Live Nation’s Joe Berchtold, Michael Rowles and Kathy Willard have followed CEO Michael Rapino in extending their contracts with the company until 2022.

Berchtold, formerly chief operating officer, becomes president – a role also held by president/CEO Rapino, who recently extended his tenure with Live Nation until 31 December 2022 – while Rowles and Willard remain in their current roles as executive vice-president, general counsel and secretary, and executive vice-president and chief financial officer, respectively.

As president, Berchtold will receive a base salary of $1.3m annually, along with a 200% performance bonus and a grant of 100,000 restricted shares and 300,000 performance-based shares.

Rowles, meanwhile, receives a base salary of $800,000, a 100% performance bonus and 25,000 restricted shares, while Willard receives a $950,000 base salary, a 100% performance bonus, 50,000 restricted shares and a grant of 50,000 options to purchase Live Nation common stock.

Live Nation’s share price currently stands at $43.37, after having broken the $40 mark for the first time in August

That compares to $9m per annum ($3m base salary + $6m in bonuses) and a grant of 289,505 shares in restricted Live Nation stock for Rapino.

Live Nation’s share price currently stands at $43.37, after having broken the $40 mark for the first time in August.
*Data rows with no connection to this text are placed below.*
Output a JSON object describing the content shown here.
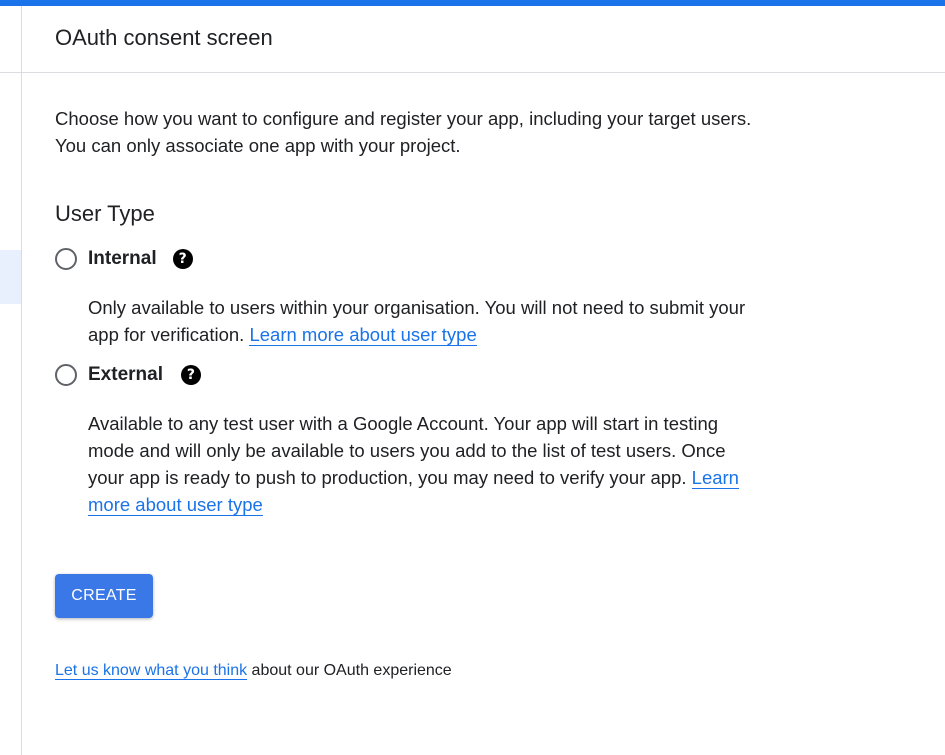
{
  "header": {
    "title": "OAuth consent screen"
  },
  "intro": {
    "text": "Choose how you want to configure and register your app, including your target users. You can only associate one app with your project."
  },
  "user_type": {
    "title": "User Type",
    "options": [
      {
        "label": "Internal",
        "selected": false,
        "help_icon": "help-circle-icon",
        "description": "Only available to users within your organisation. You will not need to submit your app for verification.",
        "link_text": "Learn more about user type"
      },
      {
        "label": "External",
        "selected": false,
        "help_icon": "help-circle-icon",
        "description": "Available to any test user with a Google Account. Your app will start in testing mode and will only be available to users you add to the list of test users. Once your app is ready to push to production, you may need to verify your app.",
        "link_text": "Learn more about user type"
      }
    ]
  },
  "actions": {
    "create_label": "CREATE"
  },
  "feedback": {
    "link_text": "Let us know what you think",
    "suffix": " about our OAuth experience"
  },
  "colors": {
    "accent": "#1a73e8",
    "button": "#3b78e7",
    "text": "#202124",
    "divider": "#dadce0"
  }
}
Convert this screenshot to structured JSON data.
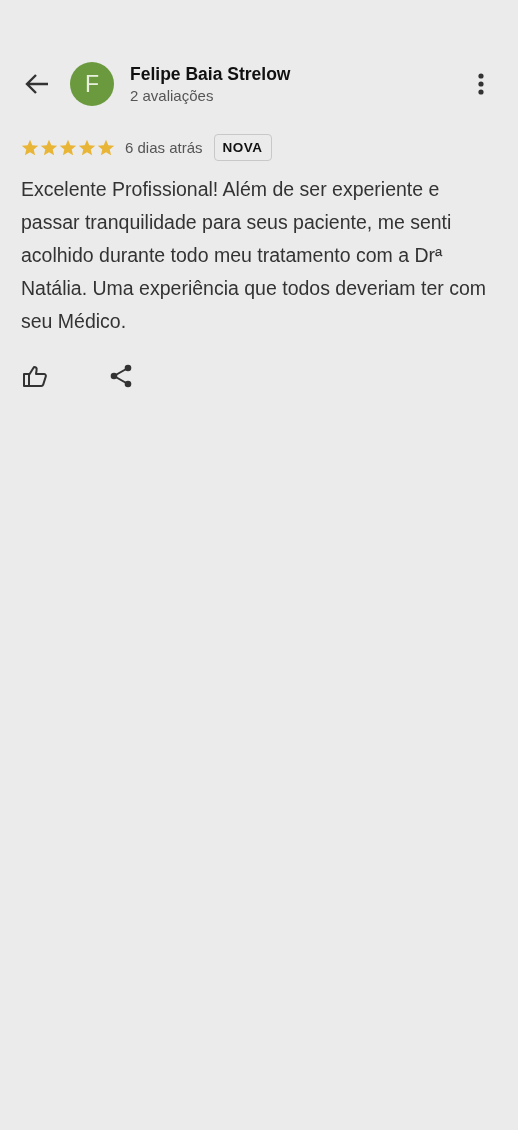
{
  "reviewer": {
    "name": "Felipe Baia Strelow",
    "initial": "F",
    "color": "#6b9a3e",
    "review_count": "2 avaliações"
  },
  "review": {
    "stars": 5,
    "time": "6 dias atrás",
    "badge": "NOVA",
    "text": "Excelente Profissional! Além de ser experiente e passar tranquilidade para seus paciente, me senti acolhido durante todo meu tratamento com a Drª Natália. Uma experiência que todos deveriam ter com seu Médico."
  }
}
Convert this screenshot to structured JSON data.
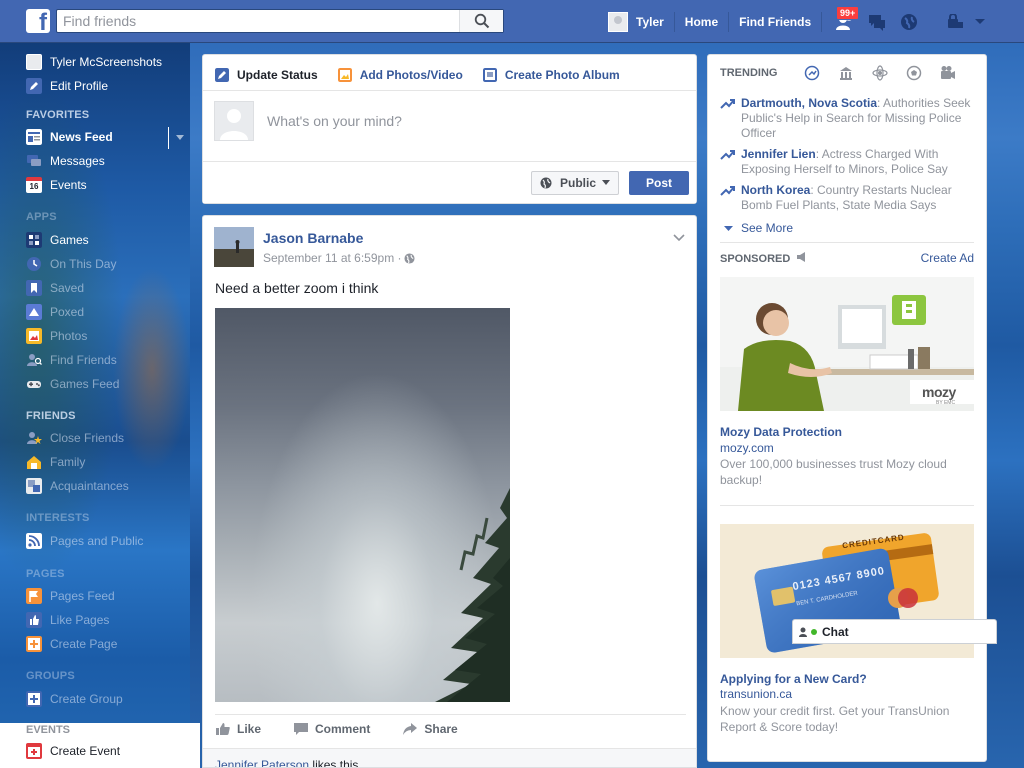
{
  "header": {
    "search_placeholder": "Find friends",
    "user_name": "Tyler",
    "nav_home": "Home",
    "nav_find_friends": "Find Friends",
    "notification_badge": "99+"
  },
  "sidebar": {
    "profile_name": "Tyler McScreenshots",
    "edit_profile": "Edit Profile",
    "favorites_heading": "FAVORITES",
    "favorites": [
      {
        "label": "News Feed"
      },
      {
        "label": "Messages"
      },
      {
        "label": "Events"
      }
    ],
    "events_badge": "16",
    "apps_heading": "APPS",
    "apps": [
      {
        "label": "Games"
      },
      {
        "label": "On This Day"
      },
      {
        "label": "Saved"
      },
      {
        "label": "Poxed"
      },
      {
        "label": "Photos"
      },
      {
        "label": "Find Friends"
      },
      {
        "label": "Games Feed"
      }
    ],
    "friends_heading": "FRIENDS",
    "friends": [
      {
        "label": "Close Friends"
      },
      {
        "label": "Family"
      },
      {
        "label": "Acquaintances"
      }
    ],
    "interests_heading": "INTERESTS",
    "interests": [
      {
        "label": "Pages and Public"
      }
    ],
    "pages_heading": "PAGES",
    "pages": [
      {
        "label": "Pages Feed"
      },
      {
        "label": "Like Pages"
      },
      {
        "label": "Create Page"
      }
    ],
    "groups_heading": "GROUPS",
    "groups": [
      {
        "label": "Create Group"
      }
    ],
    "events_heading": "EVENTS",
    "events": [
      {
        "label": "Create Event"
      }
    ]
  },
  "composer": {
    "tab_update": "Update Status",
    "tab_photos": "Add Photos/Video",
    "tab_album": "Create Photo Album",
    "placeholder": "What's on your mind?",
    "audience": "Public",
    "post_label": "Post"
  },
  "story": {
    "author": "Jason Barnabe",
    "timestamp": "September 11 at 6:59pm · ",
    "text": "Need a better zoom i think",
    "like": "Like",
    "comment": "Comment",
    "share": "Share",
    "liker": "Jennifer Paterson",
    "likes_suffix": " likes this."
  },
  "trending": {
    "heading": "TRENDING",
    "items": [
      {
        "name": "Dartmouth, Nova Scotia",
        "text": ": Authorities Seek Public's Help in Search for Missing Police Officer"
      },
      {
        "name": "Jennifer Lien",
        "text": ": Actress Charged With Exposing Herself to Minors, Police Say"
      },
      {
        "name": "North Korea",
        "text": ": Country Restarts Nuclear Bomb Fuel Plants, State Media Says"
      }
    ],
    "see_more": "See More"
  },
  "ads": {
    "sponsored_heading": "SPONSORED",
    "create_ad": "Create Ad",
    "ad1": {
      "title": "Mozy Data Protection",
      "domain": "mozy.com",
      "text": "Over 100,000 businesses trust Mozy cloud backup!",
      "brand": "mozy",
      "brand_sub": "BY EMC"
    },
    "ad2": {
      "title": "Applying for a New Card?",
      "domain": "transunion.ca",
      "text": "Know your credit first. Get your TransUnion Report & Score today!",
      "card_number": "0123 4567 8900",
      "card_name": "BEN T. CARDHOLDER",
      "card_label": "CREDITCARD"
    }
  },
  "chat": {
    "label": "Chat"
  },
  "colors": {
    "brand_blue": "#4267b2",
    "link_blue": "#365899",
    "badge_red": "#fa3e3e",
    "online_green": "#42b72a"
  }
}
Live Nation Entertainment, now the world’s largest live entertainment company, continues to grow, both financially – it is on course for a seventh consecutive year of record growth, turning over $3.6bn in Q3 2017 – and in scope through buy-outs, joint ventures and partnerships: The company has made 17 acquisitions or equivalent in the past two years alone, the most recent being the Bank of New Hampshire Pavilion in Gilford, New England.